Я невольно шагнул вперёд, захваченный, очарованный, под ногой яростно хрустнула сухая ветка. Лисы как по команде обернулись в мою сторону, встопорщили хвосты и рассыпались как горох. На поляне остался лишь один лисёнок, крохотный, из-за травы не видно. Но почему и он не убежал? Вокруг поляны зашуршало, и мне отчего-то подумалось, что лисы не сбежали, а следили за мной из кустов и высокой травы. Должно быть, это просто моё воображение.
Дойдя до лисёнка, я вскрикнул. Так вот почему он не убежал! Его передняя лапа застряла в капкане, трава вокруг была красной от крови. Страшно подумать, что несчастный зверёныш сейчас испытывал!
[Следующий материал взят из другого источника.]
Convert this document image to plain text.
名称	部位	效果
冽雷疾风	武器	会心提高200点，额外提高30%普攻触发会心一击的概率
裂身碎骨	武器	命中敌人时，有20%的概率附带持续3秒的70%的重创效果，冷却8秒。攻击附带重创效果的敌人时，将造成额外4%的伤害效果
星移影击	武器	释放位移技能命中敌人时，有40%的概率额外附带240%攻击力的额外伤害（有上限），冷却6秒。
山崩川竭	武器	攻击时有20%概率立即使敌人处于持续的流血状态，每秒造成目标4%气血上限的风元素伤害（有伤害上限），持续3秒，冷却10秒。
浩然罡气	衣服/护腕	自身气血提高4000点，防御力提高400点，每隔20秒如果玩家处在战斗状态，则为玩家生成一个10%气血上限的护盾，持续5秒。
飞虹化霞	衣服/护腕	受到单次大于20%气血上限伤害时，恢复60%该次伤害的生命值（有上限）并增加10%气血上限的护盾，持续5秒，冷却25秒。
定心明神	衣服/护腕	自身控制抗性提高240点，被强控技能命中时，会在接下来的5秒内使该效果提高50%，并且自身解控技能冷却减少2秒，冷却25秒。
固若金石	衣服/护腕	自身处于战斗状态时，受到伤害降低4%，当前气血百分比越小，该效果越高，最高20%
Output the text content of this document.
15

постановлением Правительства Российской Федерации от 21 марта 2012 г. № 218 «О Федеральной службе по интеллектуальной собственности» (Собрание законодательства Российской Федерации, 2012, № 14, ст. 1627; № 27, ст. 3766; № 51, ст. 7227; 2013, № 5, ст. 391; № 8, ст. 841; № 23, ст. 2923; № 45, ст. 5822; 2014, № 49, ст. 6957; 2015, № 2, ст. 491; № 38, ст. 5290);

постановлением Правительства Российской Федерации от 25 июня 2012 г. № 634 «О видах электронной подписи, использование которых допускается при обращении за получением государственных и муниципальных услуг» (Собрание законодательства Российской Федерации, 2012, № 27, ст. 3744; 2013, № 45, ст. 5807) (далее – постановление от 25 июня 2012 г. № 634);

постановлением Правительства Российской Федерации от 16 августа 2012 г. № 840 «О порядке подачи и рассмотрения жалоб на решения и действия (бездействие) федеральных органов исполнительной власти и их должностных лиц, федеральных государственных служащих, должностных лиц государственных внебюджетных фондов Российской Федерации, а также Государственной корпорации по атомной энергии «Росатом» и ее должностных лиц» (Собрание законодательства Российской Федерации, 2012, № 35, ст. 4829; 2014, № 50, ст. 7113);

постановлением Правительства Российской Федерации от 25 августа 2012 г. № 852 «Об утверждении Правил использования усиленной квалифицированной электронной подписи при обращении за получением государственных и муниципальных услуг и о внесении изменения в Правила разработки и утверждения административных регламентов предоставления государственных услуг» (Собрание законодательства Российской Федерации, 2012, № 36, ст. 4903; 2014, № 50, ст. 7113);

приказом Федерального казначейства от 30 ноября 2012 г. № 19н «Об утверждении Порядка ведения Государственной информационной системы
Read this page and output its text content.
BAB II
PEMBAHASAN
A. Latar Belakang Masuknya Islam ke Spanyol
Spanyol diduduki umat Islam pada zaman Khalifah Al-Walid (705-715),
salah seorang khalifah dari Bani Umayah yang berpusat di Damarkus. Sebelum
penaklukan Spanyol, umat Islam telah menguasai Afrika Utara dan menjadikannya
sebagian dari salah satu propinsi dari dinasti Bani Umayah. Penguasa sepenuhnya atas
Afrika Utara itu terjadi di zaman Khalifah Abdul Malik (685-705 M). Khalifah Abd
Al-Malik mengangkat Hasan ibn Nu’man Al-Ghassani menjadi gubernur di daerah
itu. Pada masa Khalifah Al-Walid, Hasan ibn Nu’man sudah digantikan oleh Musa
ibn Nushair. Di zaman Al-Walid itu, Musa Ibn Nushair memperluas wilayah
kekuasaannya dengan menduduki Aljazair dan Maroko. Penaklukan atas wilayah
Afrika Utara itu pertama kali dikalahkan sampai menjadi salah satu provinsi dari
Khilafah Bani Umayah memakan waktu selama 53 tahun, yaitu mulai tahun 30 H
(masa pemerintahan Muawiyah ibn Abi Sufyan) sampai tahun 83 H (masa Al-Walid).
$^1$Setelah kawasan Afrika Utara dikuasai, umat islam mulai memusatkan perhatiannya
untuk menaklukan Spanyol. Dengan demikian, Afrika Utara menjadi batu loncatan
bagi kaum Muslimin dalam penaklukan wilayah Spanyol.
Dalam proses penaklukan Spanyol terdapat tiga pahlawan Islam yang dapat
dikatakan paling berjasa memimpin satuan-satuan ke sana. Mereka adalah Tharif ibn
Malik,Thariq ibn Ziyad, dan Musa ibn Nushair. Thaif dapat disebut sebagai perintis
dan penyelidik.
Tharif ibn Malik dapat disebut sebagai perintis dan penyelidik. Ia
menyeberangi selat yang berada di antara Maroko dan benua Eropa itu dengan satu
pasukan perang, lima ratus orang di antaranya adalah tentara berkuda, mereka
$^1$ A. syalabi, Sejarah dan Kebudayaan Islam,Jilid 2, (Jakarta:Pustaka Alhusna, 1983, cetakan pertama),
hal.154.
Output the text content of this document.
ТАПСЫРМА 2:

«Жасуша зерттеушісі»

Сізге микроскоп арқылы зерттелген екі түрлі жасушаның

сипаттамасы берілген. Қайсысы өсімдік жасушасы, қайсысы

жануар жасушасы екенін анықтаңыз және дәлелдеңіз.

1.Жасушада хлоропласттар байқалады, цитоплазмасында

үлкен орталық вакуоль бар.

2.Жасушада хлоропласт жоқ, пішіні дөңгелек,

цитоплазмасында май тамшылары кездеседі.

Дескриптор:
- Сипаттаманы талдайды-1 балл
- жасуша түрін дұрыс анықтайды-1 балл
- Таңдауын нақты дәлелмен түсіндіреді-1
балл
– Бедняга, – сказал я с жалостью.
Лисёнок застонал. Не затявкал, не завизжал, а именно застонал. Я опустился возле него на колено:
– Я тебе постараюсь помочь, только ты не кусайся.
Разумеется, человеческую речь лисы не понимают, но я надеялся, что лисёнок поймёт хотя бы мои намерения, и потому говорил как можно мягче и ласковее. Я протянул к нему руку, лисёнок отчаянно затявкал. Трава зашуршала, отовсюду высунулись встревоженные лисьи мордочки. А, так я был прав!
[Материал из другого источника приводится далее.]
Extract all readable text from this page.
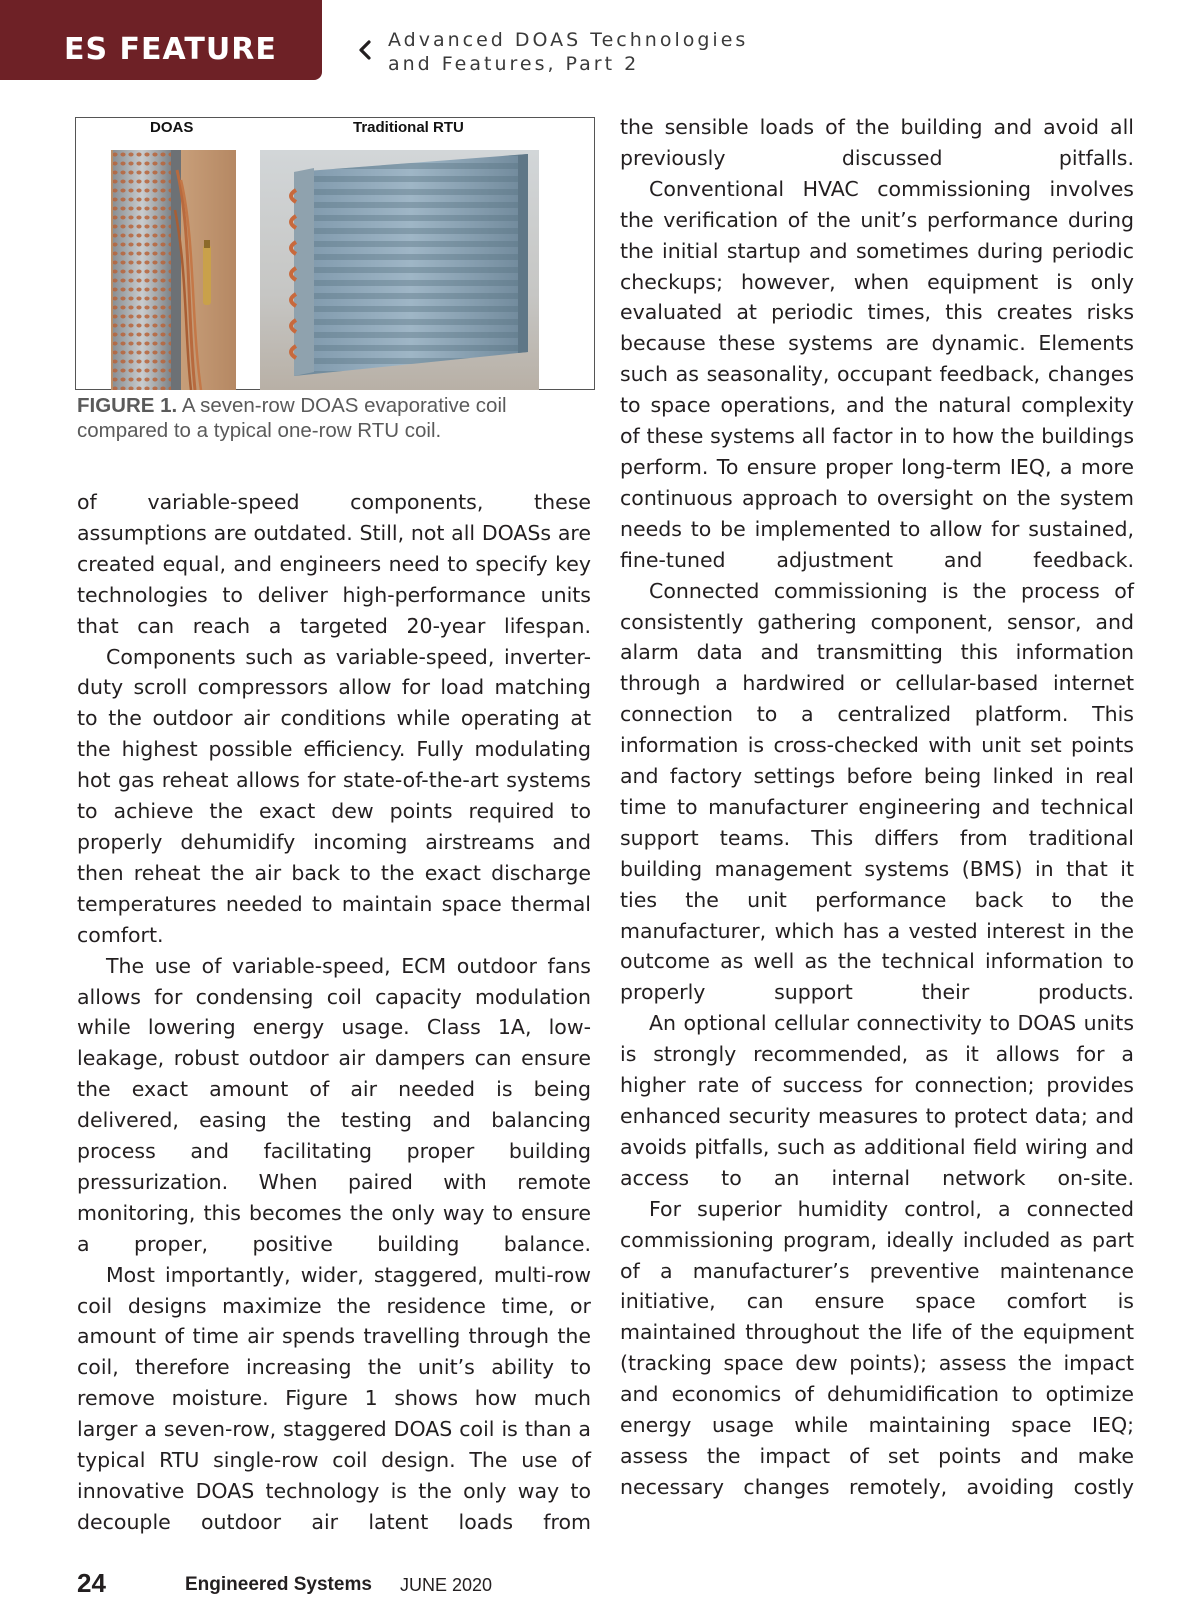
ES FEATURE	Advanced DOAS Technologies
and Features, Part 2
DOAS	Traditional RTU
FIGURE 1. A seven-row DOAS evaporative coil compared to a typical one-row RTU coil.

of variable-speed components, these assumptions are outdated. Still, not all DOASs are created equal, and engineers need to specify key technologies to deliver high-performance units that can reach a targeted 20-year lifespan.

Components such as variable-speed, inverter-duty scroll compressors allow for load matching to the outdoor air conditions while operating at the highest possible efficiency. Fully modulating hot gas reheat allows for state-of-the-art systems to achieve the exact dew points required to properly dehumidify incoming airstreams and then reheat the air back to the exact discharge temperatures needed to maintain space thermal comfort.

The use of variable-speed, ECM outdoor fans allows for condensing coil capacity modulation while lowering energy usage. Class 1A, low-leakage, robust outdoor air dampers can ensure the exact amount of air needed is being delivered, easing the testing and balancing process and facilitating proper building pressurization. When paired with remote monitoring, this becomes the only way to ensure a proper, positive building balance.

Most importantly, wider, staggered, multi-row coil designs maximize the residence time, or amount of time air spends travelling through the coil, therefore increasing the unit’s ability to remove moisture. Figure 1 shows how much larger a seven-row, staggered DOAS coil is than a typical RTU single-row coil design. The use of innovative DOAS technology is the only way to decouple outdoor air latent loads from

the sensible loads of the building and avoid all previously discussed pitfalls.

Conventional HVAC commissioning involves the verification of the unit’s performance during the initial startup and sometimes during periodic checkups; however, when equipment is only evaluated at periodic times, this creates risks because these systems are dynamic. Elements such as seasonality, occupant feedback, changes to space operations, and the natural complexity of these systems all factor in to how the buildings perform. To ensure proper long-term IEQ, a more continuous approach to oversight on the system needs to be implemented to allow for sustained, fine-tuned adjustment and feedback.

Connected commissioning is the process of consistently gathering component, sensor, and alarm data and transmitting this information through a hardwired or cellular-based internet connection to a centralized platform. This information is cross-checked with unit set points and factory settings before being linked in real time to manufacturer engineering and technical support teams. This differs from traditional building management systems (BMS) in that it ties the unit performance back to the manufacturer, which has a vested interest in the outcome as well as the technical information to properly support their products.

An optional cellular connectivity to DOAS units is strongly recommended, as it allows for a higher rate of success for connection; provides enhanced security measures to protect data; and avoids pitfalls, such as additional field wiring and access to an internal network on-site.

For superior humidity control, a connected commissioning program, ideally included as part of a manufacturer’s preventive maintenance initiative, can ensure space comfort is maintained throughout the life of the equipment (tracking space dew points); assess the impact and economics of dehumidification to optimize energy usage while maintaining space IEQ; assess the impact of set points and make necessary changes remotely, avoiding costly

24	Engineered Systems JUNE 2020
Я взялся за капкан и постарался его разжать. Лисёнок опять застонал, и, кажется, его глаза наполнились слезами. Я с опаской погладил лисёнка по ушам, ожидая, что он вцепится мне в руку, но он лишь зажмурился, прижал уши, как будто принимал мою жалость и участие, но не то чтобы остался этим доволен. Я сделал ещё несколько безуспешных попыток, но капкан оказался мне не по силам: я лишь причинял лисёнку новую боль, но помочь не мог.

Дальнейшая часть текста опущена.